Two pitfalls which may affect benefit-cost analyses of public projects are:

  1. Inappropriate treatment of joint costs, which are costs incurred in connection with multiple projects where there exists no standard basis for allocation among the multiple projects.
  2. Placing undue constraints on an analysis because of sunk costs, or past investments that do not materially influence the present and future impacts of project alternatives.


  • A proposed highway improvement includes a very wide median reserved for a future rail transit line. Although the right-of-way costs may be fairly easily separated into parts attributable to the highway and to the transit system individually if the highway and transit line were each designed without the other, different cost components need different considerations. For example, the costs of drainage or certain major structures could be the same whether the projects are built together or individually.
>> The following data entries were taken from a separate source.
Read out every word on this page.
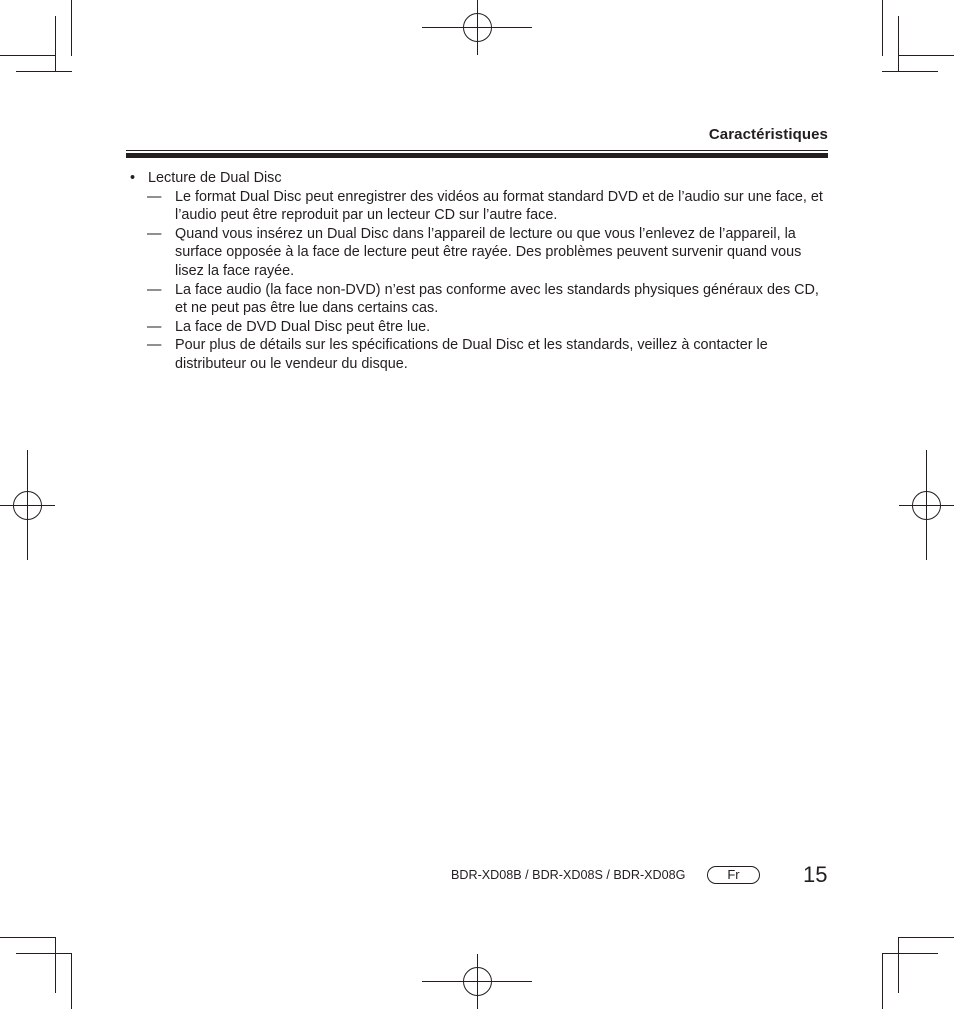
Caractéristiques
• Lecture de Dual Disc
— Le format Dual Disc peut enregistrer des vidéos au format standard DVD et de l’audio sur une face, et l’audio peut être reproduit par un lecteur CD sur l’autre face.
— Quand vous insérez un Dual Disc dans l’appareil de lecture ou que vous l’enlevez de l’appareil, la surface opposée à la face de lecture peut être rayée. Des problèmes peuvent survenir quand vous lisez la face rayée.
— La face audio (la face non-DVD) n’est pas conforme avec les standards physiques généraux des CD, et ne peut pas être lue dans certains cas.
— La face de DVD Dual Disc peut être lue.
— Pour plus de détails sur les spécifications de Dual Disc et les standards, veillez à contacter le distributeur ou le vendeur du disque.
BDR-XD08B / BDR-XD08S / BDR-XD08G	Fr	15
Such components are joint costs, for which a fair and logical scheme for cost sharing between the two projects must be devised.
  • A study of extending light rail service into the suburbs beyond the system's existing terminus considers only options that involve extensions of the existing light rail technology. This is a classic example of how the sunk cost in an existing metro system can incorrectly constrain future investment options. Although light rail extensions might have cost advantages from scale economies and benefit advantages from fewer transfers, there is no a priori reason not to consider other technologies, such as rapid transit bus.

According to standard engineering economics, the first step should be to identify all cost components which are "separable" (or "incremental") with respect to different associated projects or different phases of one large project. What is left over are the non-separable or "joint" costs. There is no theoretically correct basis for allocating non-separable costs. However whatever method is used should stand the tests of reasonableness and fairness. It is especially important to avoid loading up one project which may be heavy on benefits with more than its fair share of joint costs in order to subsidize a second related project which might not otherwise be economically justified. Reasonable approaches include allocating joint costs in proportion to other costs, in proportion to benefits, or in proportion to some combination of these. It is advisable to perform sensitivity analysis to measure the extent to which varying the allocation rule for joint costs affects the selection among the alternatives being considered.

A related pitfall involves excessive bundling of too many different features into one "take it or leave it" alternative containing weaknesses which if removed would significantly improve the overall payoff of the project. A key principle is "Insofar as practicable, separable decisions should be made separately" (Grant et al, 1990, p. 10). Alternatives should be loaded up with additional features only to the extent that each increment stands on its own merits, and makes the entire project more attractive.

Sunk costs are defined as money that has been spent or irrevocably committed. The only relevant costs to be considered are those occurring in the present and future. Although past actions can certainly influence the magnitudes of costs and benefits for future alternative actions, those past commitments must not be permitted to otherwise influence the decision. For example, in private investment analysis, a common mistake is to evaluate an asset which might be committed to a new project at its original acquisition cost, rather than at its current asset value. In public investment analysis, past commitments to particular transportation technologies often make it politically difficult to consider other technologies objectively.



The Economist. Economics A-Z (webpage). 2004. Available at:

Grant, E. L., W. G. Ireson, R. S. Leavenworth. Principles of Engineering Economy. Eighth Edition. John Wiley & Sons. New York. 1990.

Newnan, D. G., J. P. Lavalle, T. G. Eschenbach. Engineering Economic Analysis. Eighth Edition. Engineering Press. Austin TX. 2000.

Eschenbach, T. G. Engineering Economy: Applying Theory to Practice. Second Edition. Oxford University Press. New York. 2003.